A U.S. judge in Little Rock on Saturday temporarily blocked plans by Arkansas to hold a rapid series of executions this month, after the inmates argued the state's rush to the death chamber was unconstitutional and reckless.
Arkansas, which has not carried out an execution in 12 years, planned to begin the lethal injections of at least six convicted murderers on Monday. No state has ever executed as many inmates in as short a period since the U.S. Supreme Court reinstated the death penalty in 1976.
Arkansas had scheduled the fast-paced series of executions in order to beat the expiration date on its batch of one of the three drugs used in its lethal injection cocktail.
U.S. District Judge Kristine Baker, in a 101-page ruling, found the state's plan would deny the inmates their legal rights by depriving them of adequate counsel by allowing only a single lawyer to be present at the execution.
"The court finds that plaintiffs are entitled to a preliminary injunction based on their challenge to (the state's) viewing policies, in their current form, as unreasonable restrictions of plaintiffs' right to counsel and right of access to the courts," Baker wrote.
Arkansas Attorney General Leslie Rutledge vowed to appeal the temporary restraining order.

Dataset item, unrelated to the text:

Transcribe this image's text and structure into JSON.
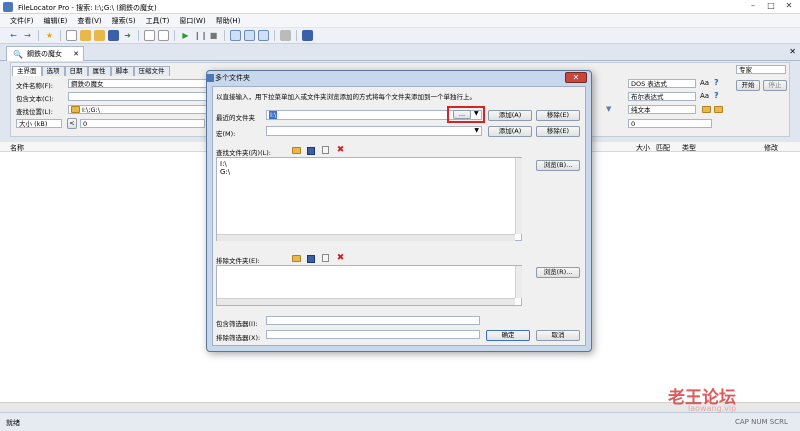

"It is unfortunate that a U.S. District Judge has chosen to side with the convicted prisoners in one of their many last-minute attempts to delay justice," Judd Deere, a spokesman for the attorney general, said in a statement.
The injunction applies to nine condemned prisoners who petitioned the federal court. One of them was never put into the execution schedule for April. Two others won stays of execution from state courts, leaving six of the original petitioners.
The state's mixture of drugs used in executions has brought legal challenges.
Arkansas employs potassium chloride in combination with vecuronium bromide and midazolam. The latter drug is intended to render the inmate unconscious before the other two chemicals are administered to paralyze the lungs and stop the heart.
Governor Asa Hutchinson has said the state must act quickly because the efficacy date for midazolam expires at the end of the month.
But Arkansas circuit court Judge Wendell Griffen, an outspoken opponent of capital punishment, issued an order on Friday blocking the state from using a second drug, vecuronium bromide, after a petition from its maker, McKesson Medical-Surgical Inc.
The attorney general plans to appeal Griffen's order as well.